After the lecture, hurrying out through dim corridors, she met Comrade Sonia.

“Ah, Comrade Argounova,” said Comrade Sonia. “We haven’t seen you for a long time. Not so active in your studies any more, are you? And as to social activity — why, you’re the most privately individualistic student we’ve got.”

“I ...” Kira began.

“None of my business, Comrade Argounova, I know, none of my business. I was just thinking of things one hears nowadays about things the Party may do about students who are not social-minded. Don’t give it a thought.”

“I ... you see ...” Kira knew it wiser to explain. “I’m working and I’m very active socially in our Marxist Club.”

“So?
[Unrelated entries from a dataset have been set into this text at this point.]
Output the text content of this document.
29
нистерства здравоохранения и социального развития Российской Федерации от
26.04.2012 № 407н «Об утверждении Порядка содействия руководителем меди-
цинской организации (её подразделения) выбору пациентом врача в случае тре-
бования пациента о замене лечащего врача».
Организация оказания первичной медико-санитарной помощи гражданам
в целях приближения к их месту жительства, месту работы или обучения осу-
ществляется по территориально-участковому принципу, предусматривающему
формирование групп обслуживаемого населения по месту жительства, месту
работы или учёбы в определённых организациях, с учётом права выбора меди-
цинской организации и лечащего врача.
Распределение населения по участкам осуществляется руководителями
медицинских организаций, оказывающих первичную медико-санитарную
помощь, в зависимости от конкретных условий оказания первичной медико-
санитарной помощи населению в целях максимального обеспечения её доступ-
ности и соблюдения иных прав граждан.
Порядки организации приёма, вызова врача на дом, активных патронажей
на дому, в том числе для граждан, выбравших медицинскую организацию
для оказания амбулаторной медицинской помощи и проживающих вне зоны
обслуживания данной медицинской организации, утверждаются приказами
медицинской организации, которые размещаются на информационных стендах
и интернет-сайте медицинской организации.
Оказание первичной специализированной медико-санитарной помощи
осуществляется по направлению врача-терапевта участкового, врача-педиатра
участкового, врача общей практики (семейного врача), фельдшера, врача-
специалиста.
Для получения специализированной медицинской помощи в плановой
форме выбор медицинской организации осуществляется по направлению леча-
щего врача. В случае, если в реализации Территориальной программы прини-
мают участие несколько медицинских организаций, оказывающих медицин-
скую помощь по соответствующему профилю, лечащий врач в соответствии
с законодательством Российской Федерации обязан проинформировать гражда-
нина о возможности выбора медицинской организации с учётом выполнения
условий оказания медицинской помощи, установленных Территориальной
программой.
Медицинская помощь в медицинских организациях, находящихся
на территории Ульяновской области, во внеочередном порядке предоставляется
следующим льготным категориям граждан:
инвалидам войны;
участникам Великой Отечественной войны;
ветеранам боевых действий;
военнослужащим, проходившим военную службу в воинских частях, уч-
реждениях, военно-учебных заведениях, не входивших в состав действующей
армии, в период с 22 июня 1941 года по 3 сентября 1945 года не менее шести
You are, are you? We know you bourgeois. All you’re active for is to keep your measly jobs. You’re not fooling anyone.”

When Kira entered the room, Marisha jumped up like a spring unwinding: “Citizen Argounova! You keep your damn cat in your own room or I’ll wring her neck!”

“My cat? What cat? I have no cat.”

“Well, who’s done this? Your boy friend?” Marisha was pointing to a puddle in the middle of her room. “And what’s that? An elephant?” She raged as a meow and a pair of gray, furry ears emerged from under a chair.

“It’s not my cat,” said Kira.

“Where’s she come from, then?”

“How do I know?”

“You never know anything!”

Kira did not answer and went to her room. She heard Marisha in the little hall off the lobby, pounding at the partition that separated them from the other tenants. She heard her yelling: “Hey, you there! Your God-damn cat’s torn a board loose and here she is, crapping all over the place! You take her away or I’ll gut her alive and report you to the Upravdom!”

Leo was not at home. The room was dark, cold as a cellar. Kira switched on the light. The bed was not made; the blanket was on the floor. She lighted the “Bourgeoise,” blowing at the damp logs, her eyes swelling. The pipes were leaking. She hung a tin can on a wire to catch the dripping soot.

She pumped the Primus. It would not light; its tubes were clogged again. She searched all over the room for the special wire cleaner. She could not find it. She knocked at the door.

“Citizen Lavrova, have you taken my Primus cleaner again?” There was no answer. She flung the door open. “Citizen Lavrova, have you taken my Primus cleaner?”

“Aw, hell,” said Marisha. “Stingy, aren’t you, of a little Primus cleaner? Here it is.”

“How many times do I have to ask you, Citizen Lavrova, not to touch any of my things in my absence?”

“What are you gonna to do about it? Report me?”

Kira took the Primus cleaner and slammed the door.

She was peeling potatoes when Leo came in.

“Oh,” he said, “you’re home?”

“Yes. Where have you been, Leo?”

“Any of your business?”

She did not answer. His shoulders were drooping and his lips were blue. She knew where he had been; and that he had not succeeded.

She went on peeling the potatoes. He stood with his hands extended to the “Bourgeoise,” his lips twisted with pain. He coughed. Then he turned abruptly and said: “Same thing. You know. Since eight this morning. No opening. No job. No work.”

“It’s all right, Leo. We don’t have to worry.”

“No? We don’t, do we? You’re enjoying it, aren’t you, to see me living off you? You’re glad to remind me that I don’t have to worry while you’re working yourself into a scarecrow of a martyr?”

“Leo!”

“Well, I don’t want to see you work! I don’t want to see you cook! I don’t ... Oh, Kira!” He seized her and put his head on her shoulder, and buried his face in her neck, over the blue flame of the Primus. “Kira, you forgive me, don’t you?”

She patted his hair with her cheek, for her hands were sticky with potato peelings. “Of course.... Dearest.... Why don’t you lie down and rest? Dinner will be ready in just a little while.”

“Why don’t you let me help you?”

“Now there’s an argument that we’ve closed long ago.”

He bent down to her, lifting her chin. She whispered, shuddering a little: “Don’t, Leo. Don’t kiss me — here.” She held out her dirty hands over the Primus.